Zum 31. Juli 2026 waren laut Senatsverwaltung von Berlin von 191.881 Kita-Plätzen genau 20.682 nicht belegt. Der wesentliche Grund sei der demografische Wandel. „Seit 2022 werden in Berlin deutlich weniger Kinder geboren“, erklärt Susanne Gonswa, Sprecherin für den Bereich Jugend und Familie. Gleichzeitig sei das Platzangebot in den vergangenen Jahren konsequent ausgebaut worden. „Berlin verfügt heute über deutlich mehr freie Kapazitäten als noch vor wenigen Jahren.“
Allerdings gibt es große Unterschiede in den Bezirken. Die höchsten Auslastungsquoten verzeichnen Spandau (96,4 Prozent), Tempelhof-Schöneberg (93,2 Prozent) und Reinickendorf (92,2 Prozent).
Familien können Mieten nicht mehr bezahlen
„Viele Familien können sich die Mieten innerhalb des S-Bahn-Rings einfach nicht mehr leisten“, sagt Konstantin Briegel, Kita-Leiter aus Lichtenrade. Das sorge vor allem in Kiezen wie Pankow und Prenzlauer Berg für zunehmenden Leerstand in den Kitas.
Biegel selbst leitet nach mehreren Stationen in Berliner Bezirken den INA-Kindergarten Finchleystraße an der südlichen Stadtgrenze. Die 140 Plätze sind belegt. „Wir haben Glück, dass wir umgeben mit Häusern einer städtischen Wohnungsbaugesellschaft sind, in denen die Mieten noch vergleichsweise günstig sind“, berichtet der Erzieher. Dazu betreue man auch Kinder aus dem Brandenburger Umland.
Dass die Lage der Kita etwas ausmacht, zeigt ein Blick auf die Webseite der anderen 19 INA-Kindergärten. Der private Träger bietet 2200 Plätze in sieben Bezirken an. Während in Einrichtungen in der Innenstadt, zum Beispiel in der Europacity oder am Alexanderplatz, noch Plätze frei sind, sind die Kitas in den Großsiedlungen Gropius- oder Siemensstadt voll belegt. In elf Einrichtungen gibt es noch Kapazitäten für 2026.

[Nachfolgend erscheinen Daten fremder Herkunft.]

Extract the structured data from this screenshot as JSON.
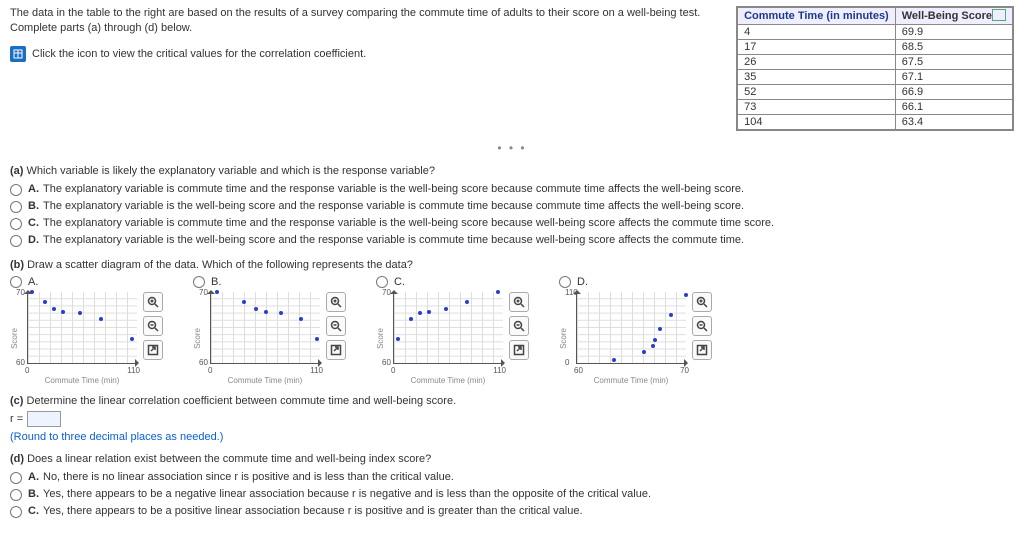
{
  "intro": "The data in the table to the right are based on the results of a survey comparing the commute time of adults to their score on a well-being test. Complete parts (a) through (d) below.",
  "crit_link": "Click the icon to view the critical values for the correlation coefficient.",
  "table": {
    "h1": "Commute Time (in minutes)",
    "h2": "Well-Being Score",
    "rows": [
      {
        "c": "4",
        "w": "69.9"
      },
      {
        "c": "17",
        "w": "68.5"
      },
      {
        "c": "26",
        "w": "67.5"
      },
      {
        "c": "35",
        "w": "67.1"
      },
      {
        "c": "52",
        "w": "66.9"
      },
      {
        "c": "73",
        "w": "66.1"
      },
      {
        "c": "104",
        "w": "63.4"
      }
    ]
  },
  "more": "• • •",
  "qa": {
    "label": "(a)",
    "text": "Which variable is likely the explanatory variable and which is the response variable?"
  },
  "a_opts": {
    "A": "The explanatory variable is commute time and the response variable is the well-being score because commute time affects the well-being score.",
    "B": "The explanatory variable is the well-being score and the response variable is commute time because commute time affects the well-being score.",
    "C": "The explanatory variable is commute time and the response variable is the well-being score because well-being score affects the commute time score.",
    "D": "The explanatory variable is the well-being score and the response variable is commute time because well-being score affects the commute time."
  },
  "qb": {
    "label": "(b)",
    "text": "Draw a scatter diagram of the data. Which of the following represents the data?"
  },
  "axis": {
    "y": "Score",
    "x": "Commute Time (min)"
  },
  "chart_labels": {
    "A": "A.",
    "B": "B.",
    "C": "C.",
    "D": "D."
  },
  "chart_ticks": {
    "A": {
      "x0": "0",
      "x1": "110",
      "y0": "60",
      "y1": "70"
    },
    "B": {
      "x0": "0",
      "x1": "110",
      "y0": "60",
      "y1": "70"
    },
    "C": {
      "x0": "0",
      "x1": "110",
      "y0": "60",
      "y1": "70"
    },
    "D": {
      "x0": "60",
      "x1": "70",
      "y0": "0",
      "y1": "110"
    }
  },
  "chart_data": [
    {
      "type": "scatter",
      "id": "A",
      "xlim": [
        0,
        110
      ],
      "ylim": [
        60,
        70
      ],
      "xlabel": "Commute Time (min)",
      "ylabel": "Score",
      "points": [
        [
          4,
          69.9
        ],
        [
          17,
          68.5
        ],
        [
          26,
          67.5
        ],
        [
          35,
          67.1
        ],
        [
          52,
          66.9
        ],
        [
          73,
          66.1
        ],
        [
          104,
          63.4
        ]
      ]
    },
    {
      "type": "scatter",
      "id": "B",
      "xlim": [
        0,
        110
      ],
      "ylim": [
        60,
        70
      ],
      "xlabel": "Commute Time (min)",
      "ylabel": "Score",
      "points": [
        [
          6,
          69.9
        ],
        [
          33,
          68.5
        ],
        [
          45,
          67.5
        ],
        [
          55,
          67.1
        ],
        [
          70,
          66.9
        ],
        [
          90,
          66.1
        ],
        [
          106,
          63.4
        ]
      ]
    },
    {
      "type": "scatter",
      "id": "C",
      "xlim": [
        0,
        110
      ],
      "ylim": [
        60,
        70
      ],
      "xlabel": "Commute Time (min)",
      "ylabel": "Score",
      "points": [
        [
          4,
          63.4
        ],
        [
          17,
          66.1
        ],
        [
          26,
          66.9
        ],
        [
          35,
          67.1
        ],
        [
          52,
          67.5
        ],
        [
          73,
          68.5
        ],
        [
          104,
          69.9
        ]
      ]
    },
    {
      "type": "scatter",
      "id": "D",
      "xlim": [
        60,
        70
      ],
      "ylim": [
        0,
        110
      ],
      "xlabel": "Commute Time (min)",
      "ylabel": "Score",
      "points": [
        [
          63.4,
          4
        ],
        [
          66.1,
          17
        ],
        [
          66.9,
          26
        ],
        [
          67.1,
          35
        ],
        [
          67.5,
          52
        ],
        [
          68.5,
          73
        ],
        [
          69.9,
          104
        ]
      ]
    }
  ],
  "qc": {
    "label": "(c)",
    "text": "Determine the linear correlation coefficient between commute time and well-being score."
  },
  "r_label": "r =",
  "r_note": "(Round to three decimal places as needed.)",
  "qd": {
    "label": "(d)",
    "text": "Does a linear relation exist between the commute time and well-being index score?"
  },
  "d_opts": {
    "A": "No, there is no linear association since r is positive and is less than the critical value.",
    "B": "Yes, there appears to be a negative linear association because r is negative and is less than the opposite of the critical value.",
    "C": "Yes, there appears to be a positive linear association because r is positive and is greater than the critical value."
  }
}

Um für sich zu werben, bieten manche Kitas im Internet inzwischen 360-Grad-Rundgänge an. Die Lichtenradener Kita lädt regelmäßig zum Vor-Ort-Besuch ein. „Wir werden zwar auch von unseren Eltern weiterempfohlen, aber man muss trotzdem Öffentlichkeitsarbeit betreiben und eine klare pädagogische Richtung ausarbeiten“, sagt Konstantin Biegel.
Kita-Schließungen wegen geringer Auslastung
Laut Senatsverwaltung wurden im Jahr 2025 berlinweit 59 Kita-Standorte geschlossen. Im ersten Halbjahr 2026 machten weitere 19 Einrichtungen dicht. „Wesentliche Ursachen sind eine dauerhaft zu geringe Auslastung, Personalmangel, Mieterhöhungen, wirtschaftliche Unrentabilität einzelner Standorte sowie Insolvenzen“, berichtet Sprecherin Susanne Gonswa.

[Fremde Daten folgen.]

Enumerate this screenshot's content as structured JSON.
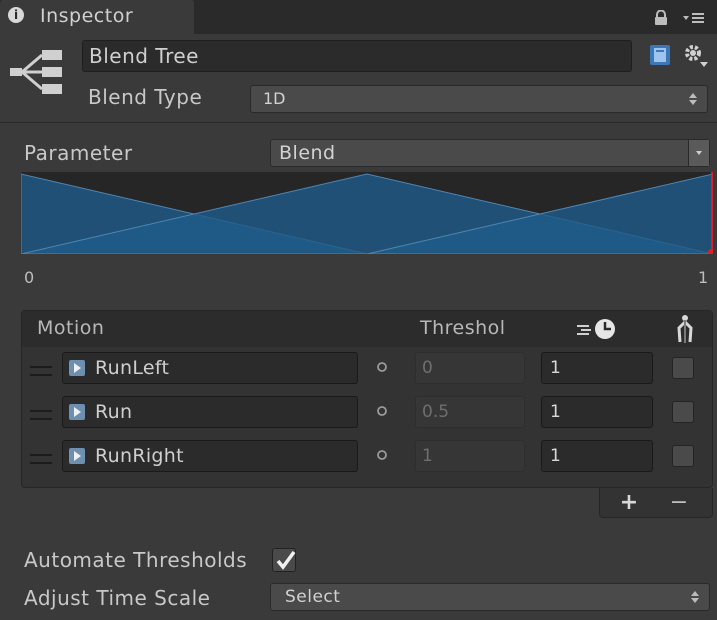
{
  "window": {
    "tab_title": "Inspector",
    "tab_icon": "info-icon"
  },
  "header": {
    "name": "Blend Tree",
    "blend_type_label": "Blend Type",
    "blend_type_value": "1D"
  },
  "parameter": {
    "label": "Parameter",
    "value": "Blend"
  },
  "graph": {
    "min_label": "0",
    "max_label": "1",
    "thresholds": [
      0,
      0.5,
      1
    ],
    "fill_color": "#1f5b8a",
    "marker_color": "#e02020"
  },
  "motion_list": {
    "col_motion": "Motion",
    "col_threshold": "Threshol",
    "col_speed_icon": "speed-clock-icon",
    "col_mirror_icon": "mirror-figure-icon",
    "rows": [
      {
        "clip": "RunLeft",
        "threshold": "0",
        "speed": "1",
        "mirror": false
      },
      {
        "clip": "Run",
        "threshold": "0.5",
        "speed": "1",
        "mirror": false
      },
      {
        "clip": "RunRight",
        "threshold": "1",
        "speed": "1",
        "mirror": false
      }
    ],
    "add_label": "+",
    "remove_label": "−"
  },
  "automate": {
    "label": "Automate Thresholds",
    "checked": true
  },
  "time_scale": {
    "label": "Adjust Time Scale",
    "value": "Select"
  },
  "colors": {
    "panel_bg": "#3a3a3a",
    "field_bg": "#2b2b2b",
    "accent_blue": "#1f5b8a"
  }
}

Das Land beobachte diese Entwicklung. „Ziel ist es, die vorhandene Trägerlandschaft zu erhalten und gleichzeitig das Platzangebot an die veränderte demografische Entwicklung anzupassen“, so die Sprecherin.

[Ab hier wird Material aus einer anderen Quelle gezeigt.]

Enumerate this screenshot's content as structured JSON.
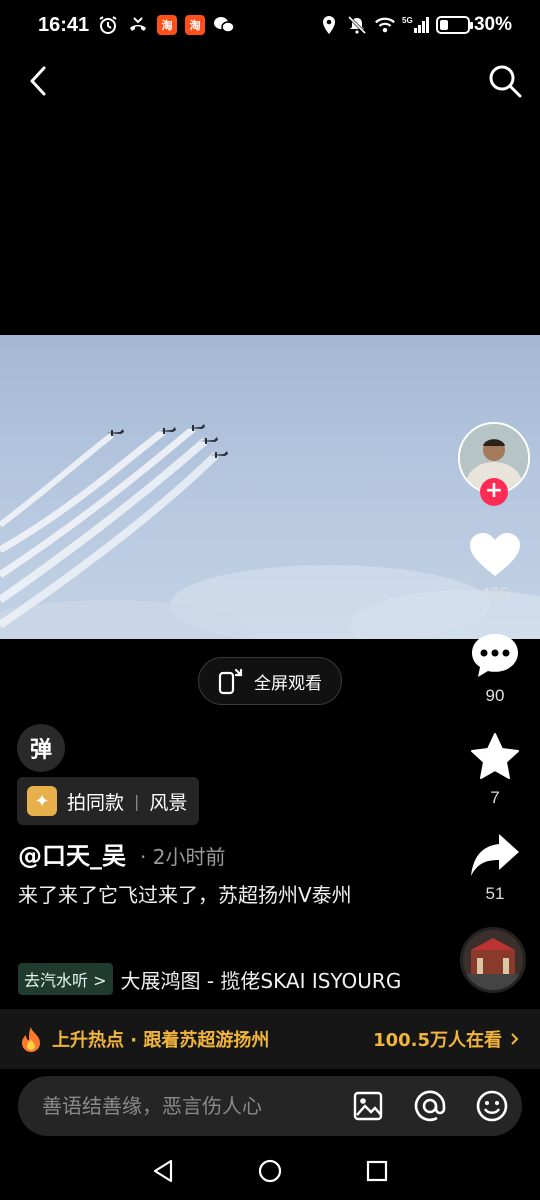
{
  "status_bar": {
    "time": "16:41",
    "network": "5G",
    "battery_percent": "30%",
    "battery_level": 0.3
  },
  "video": {
    "fullscreen_label": "全屏观看"
  },
  "actions": {
    "like_count": "495",
    "comment_count": "90",
    "favorite_count": "7",
    "share_count": "51"
  },
  "info": {
    "danmu_label": "弹",
    "template_label": "拍同款",
    "template_category": "风景",
    "author": "@口天_吴",
    "post_time": "· 2小时前",
    "caption": "来了来了它飞过来了，苏超扬州V泰州",
    "music_tag": "去汽水听 >",
    "music_title": "大展鸿图 - 揽佬SKAI ISYOURG"
  },
  "hot_bar": {
    "topic": "上升热点 · 跟着苏超游扬州",
    "viewers": "100.5万人在看"
  },
  "comment": {
    "placeholder": "善语结善缘，恶言伤人心"
  },
  "colors": {
    "accent_red": "#fe2c55",
    "hot_gold": "#f2b53c",
    "sky": "#b4c6de"
  },
  "icons": [
    "back-icon",
    "search-icon",
    "fullscreen-icon",
    "heart-icon",
    "comment-icon",
    "star-icon",
    "share-icon",
    "fire-icon",
    "image-icon",
    "at-icon",
    "emoji-icon",
    "nav-back-icon",
    "nav-home-icon",
    "nav-recents-icon"
  ]
}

So wurde unter anderem der Personalschlüssel für Kinder unter drei Jahren im Jahr 2026 in zwei Stufen bis zum 1. August 2026 jeweils um rechnerisch 0,5 Kinder weniger pro Vollzeitstelle verbessert. Nach dem Gesetz kommt nun eine vollzeitbeschäftigte Fachkraft rechnerisch auf rund 4,1 Krippenkinder.
Mit der Maßnahme soll die individuelle Förderung der Kinder verbessert, sollen Beschäftigte entlastet und Fachkräfte gesichert werden, erklärt Gonswa.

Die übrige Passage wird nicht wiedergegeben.